The plaintiff established its strict compliance with RPAPL 1304 by presenting "proof of a standard office mailing procedure designed to ensure that items are properly addressed and mailed, sworn to by someone with personal knowledge of the procedure" (U.S. Bank N.A. v Pickering-Robinson, 197 AD3d 757, 759 [2021] [internal quotation marks omitted]; see U.S. Bank N.A. v Glasgow, 218 AD3d 717, 719 [2023]). Additionally, the plaintiff established the actual certified mailing of the 90-day notice by submitting a copy of the notice containing a 20-digit United States Postal Service (hereinafter USPS) tracking number, along with a copy of a certified mail return receipt indicating that the notice was returned unclaimed, and an entry from a mail log book memorializing the certified mailing.
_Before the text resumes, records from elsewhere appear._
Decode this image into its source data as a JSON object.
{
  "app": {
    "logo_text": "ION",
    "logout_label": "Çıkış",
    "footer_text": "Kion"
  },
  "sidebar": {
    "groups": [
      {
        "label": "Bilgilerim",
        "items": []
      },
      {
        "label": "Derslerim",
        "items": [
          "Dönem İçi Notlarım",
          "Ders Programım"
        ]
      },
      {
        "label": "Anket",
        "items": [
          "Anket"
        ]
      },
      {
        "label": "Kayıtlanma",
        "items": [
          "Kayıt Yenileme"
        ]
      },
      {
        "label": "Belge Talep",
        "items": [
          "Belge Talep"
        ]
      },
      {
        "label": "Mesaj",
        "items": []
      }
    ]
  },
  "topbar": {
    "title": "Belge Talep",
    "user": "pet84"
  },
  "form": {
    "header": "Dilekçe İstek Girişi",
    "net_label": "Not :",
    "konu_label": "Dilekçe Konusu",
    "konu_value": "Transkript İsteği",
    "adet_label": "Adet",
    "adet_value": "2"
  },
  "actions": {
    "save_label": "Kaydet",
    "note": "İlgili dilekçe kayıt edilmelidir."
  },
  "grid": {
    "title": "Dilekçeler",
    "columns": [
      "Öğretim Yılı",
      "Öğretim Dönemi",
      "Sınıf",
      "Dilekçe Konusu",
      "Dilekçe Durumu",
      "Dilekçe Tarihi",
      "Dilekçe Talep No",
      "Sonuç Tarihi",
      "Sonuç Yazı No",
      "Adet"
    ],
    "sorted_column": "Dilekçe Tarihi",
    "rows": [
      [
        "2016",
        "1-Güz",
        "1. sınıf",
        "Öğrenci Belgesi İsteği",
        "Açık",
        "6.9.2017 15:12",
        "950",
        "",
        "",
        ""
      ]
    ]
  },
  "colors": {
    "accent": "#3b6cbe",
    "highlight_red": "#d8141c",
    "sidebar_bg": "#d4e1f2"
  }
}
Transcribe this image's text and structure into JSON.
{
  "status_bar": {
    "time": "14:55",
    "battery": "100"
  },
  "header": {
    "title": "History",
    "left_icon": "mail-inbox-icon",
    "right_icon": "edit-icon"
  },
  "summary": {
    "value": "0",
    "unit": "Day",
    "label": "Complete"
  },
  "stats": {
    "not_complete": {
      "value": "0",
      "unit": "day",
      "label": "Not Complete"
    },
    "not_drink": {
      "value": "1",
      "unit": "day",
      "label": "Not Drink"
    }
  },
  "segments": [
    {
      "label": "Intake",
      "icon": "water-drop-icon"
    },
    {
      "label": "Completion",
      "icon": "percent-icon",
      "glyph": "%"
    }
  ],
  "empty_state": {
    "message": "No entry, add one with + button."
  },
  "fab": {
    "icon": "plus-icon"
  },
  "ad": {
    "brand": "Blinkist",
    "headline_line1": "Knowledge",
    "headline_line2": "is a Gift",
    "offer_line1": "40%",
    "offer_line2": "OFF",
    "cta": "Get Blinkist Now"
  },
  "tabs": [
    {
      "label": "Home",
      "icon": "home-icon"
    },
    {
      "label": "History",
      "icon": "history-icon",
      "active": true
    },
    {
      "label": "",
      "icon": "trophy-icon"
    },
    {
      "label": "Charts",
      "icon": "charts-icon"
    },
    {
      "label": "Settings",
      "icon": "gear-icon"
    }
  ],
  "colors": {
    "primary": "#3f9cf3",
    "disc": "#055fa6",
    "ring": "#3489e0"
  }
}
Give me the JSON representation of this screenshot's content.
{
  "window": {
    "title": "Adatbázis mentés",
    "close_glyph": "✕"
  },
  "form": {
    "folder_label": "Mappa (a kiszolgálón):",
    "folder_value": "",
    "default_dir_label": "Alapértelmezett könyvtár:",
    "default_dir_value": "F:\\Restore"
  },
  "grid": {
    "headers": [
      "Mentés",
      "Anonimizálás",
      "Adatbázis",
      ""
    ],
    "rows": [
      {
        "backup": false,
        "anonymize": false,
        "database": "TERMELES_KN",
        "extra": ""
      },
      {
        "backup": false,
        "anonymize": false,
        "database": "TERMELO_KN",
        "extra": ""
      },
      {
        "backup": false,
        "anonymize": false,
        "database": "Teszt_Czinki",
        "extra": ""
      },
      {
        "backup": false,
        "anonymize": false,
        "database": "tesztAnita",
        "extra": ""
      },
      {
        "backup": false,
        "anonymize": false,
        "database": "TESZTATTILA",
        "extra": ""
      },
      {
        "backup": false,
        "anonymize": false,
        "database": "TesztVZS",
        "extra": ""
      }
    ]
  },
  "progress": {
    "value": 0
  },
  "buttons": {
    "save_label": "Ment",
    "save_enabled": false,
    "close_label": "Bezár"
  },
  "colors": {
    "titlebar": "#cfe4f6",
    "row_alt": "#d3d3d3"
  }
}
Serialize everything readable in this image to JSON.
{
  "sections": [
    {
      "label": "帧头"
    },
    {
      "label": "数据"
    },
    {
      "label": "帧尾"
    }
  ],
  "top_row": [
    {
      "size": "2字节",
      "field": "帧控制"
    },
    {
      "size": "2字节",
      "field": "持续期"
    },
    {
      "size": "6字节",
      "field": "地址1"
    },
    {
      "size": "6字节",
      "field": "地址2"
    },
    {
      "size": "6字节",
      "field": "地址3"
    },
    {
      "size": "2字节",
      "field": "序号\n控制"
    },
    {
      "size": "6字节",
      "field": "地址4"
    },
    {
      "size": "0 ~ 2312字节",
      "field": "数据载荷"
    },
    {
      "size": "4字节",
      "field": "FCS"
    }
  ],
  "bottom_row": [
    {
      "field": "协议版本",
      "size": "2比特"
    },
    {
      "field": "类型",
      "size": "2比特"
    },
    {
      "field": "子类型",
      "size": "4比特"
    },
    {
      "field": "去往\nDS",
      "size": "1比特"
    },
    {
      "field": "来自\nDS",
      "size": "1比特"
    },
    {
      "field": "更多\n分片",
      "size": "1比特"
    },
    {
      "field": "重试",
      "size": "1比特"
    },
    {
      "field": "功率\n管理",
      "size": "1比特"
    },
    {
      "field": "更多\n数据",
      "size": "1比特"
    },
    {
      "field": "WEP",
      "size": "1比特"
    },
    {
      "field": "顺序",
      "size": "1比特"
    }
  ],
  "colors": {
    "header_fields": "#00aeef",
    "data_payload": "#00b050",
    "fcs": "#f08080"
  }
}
The plaintiff also established a mailing of the notice by first-class mail by submitting a copy of the notice with a 10-digit USPS tracking number, along with a TrackRight report generated by Walz Group, LLC, the third-party entity that mailed the notices on behalf of the plaintiff. Contrary to the defendant's contention, the plaintiff laid a proper foundation for the admission of the TrackRight report (see U.S. Bank N.A. v Glasgow, 218 AD3d at 719; Bank of Am., N.A. v Bloom, 202 AD3d at 738; cf. U.S. Bank, N.A. v Onuogu, 188 AD3d 756, 757 [2020]).

The plaintiff also established that a notice of default was properly mailed to the defendant by first-class mail pursuant to paragraphs 15 and 22 of the mortgage agreement (see U.S. Bank N.A. v Glasgow, 218 AD3d at 719-720).

The defendant's remaining contention is without merit. Brathwaite Nelson, J.P., Voutsinas, Landicino and McCormack, JJ., concur.